Maximizing Resources: The Power of Pooled Purchasing for Public Agencies and Schools

January 18, 2024

Budgets, staffing, and risk management are always on the minds of organizational leaders. Public agencies have been facing prolonged budget and staff shortages, along with increased risk, making it challenging for them to manage their employee benefits and insurance. Insurance and employee benefits directly influence these areas, highlighting the need for solutions that ease financial, personnel, and risk management resources strain.

School districts, in particular, struggle with these budget challenges while fulfilling their crucial roles in communities. One strategy that can help is the use of pooled purchasing arrangements for managing employee benefits and insurance. These arrangements involve similar agencies collaborating to collectively buy property, casualty insurance, health and welfare coverage, and related services. This group purchase power often results in lower costs and better coverage options than what individual entities might obtain alone.

Pooled property, liability, and casualty insurance programs are available through statewide or regional joint powers authorities (JPAs). These offer a variety of coverage limits, self-insured retentions, and ancillary services, allowing each member organization to tailor their choices to their budget, risk tolerance, and internal capabilities. Loss control services, including hazard identification and mitigation, safety, and mandatory training, can reduce losses and offer premium savings over time.

Employee benefits JPAs and joint labor-management benefit trusts provide schools and local agencies with avenues to alleviate financial and administrative pressures. The collective purchasing power of multiple agencies helps in securing more favorable rates. Enhancements like wellness programs, gym memberships, telemedicine, and discounts on hearing and eyewear are additional benefits of pooled purchasing. Some programs also offer automated eligibility and enrollment processes, significantly reducing the administrative load on benefits staff.

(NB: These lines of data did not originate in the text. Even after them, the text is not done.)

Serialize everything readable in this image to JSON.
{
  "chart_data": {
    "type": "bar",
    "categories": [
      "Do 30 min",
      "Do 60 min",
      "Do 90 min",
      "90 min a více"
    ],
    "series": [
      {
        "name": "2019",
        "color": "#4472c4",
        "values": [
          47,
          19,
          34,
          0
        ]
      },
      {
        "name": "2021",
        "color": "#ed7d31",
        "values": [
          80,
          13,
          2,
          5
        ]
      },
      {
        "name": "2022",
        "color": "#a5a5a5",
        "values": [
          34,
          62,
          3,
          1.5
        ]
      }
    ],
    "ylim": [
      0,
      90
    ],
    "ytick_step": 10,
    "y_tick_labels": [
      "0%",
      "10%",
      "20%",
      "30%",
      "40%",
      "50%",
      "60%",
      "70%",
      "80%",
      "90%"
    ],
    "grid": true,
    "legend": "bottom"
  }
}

While the advantages of pooled purchasing are numerous, each agency must assess if it's the right fit. For example, when considering health coverage, ensuring the JPA's health plan provider networks are suitable for your employees' locations is essential. Addressing specialized risks specific to your organization is critical in property, liability, and casualty. These factors can vary based on geography, demographics, facility types, and, in the case of schools, unique educational and vocational training programs.

Pooled purchasing isn't suitable for every school district or public agency. Organizations requiring highly customized insurance programs may not find enough flexibility in a pooled arrangement. Additionally, being part of a pool means sharing the risk across all members. How the pool is managed, and members being permitted to join are important factors to consider when evaluating a pooled solution. Understanding the underwriting requirements and reserving policies is essential before joining a pooled arrangement.

Even if pooled purchasing doesn't initially seem right for an organization, it's wise to revisit this decision periodically. Many JPAs are innovating to meet their member agencies' ever-evolving insurance needs and helping them with loss prevention and employee health promotion.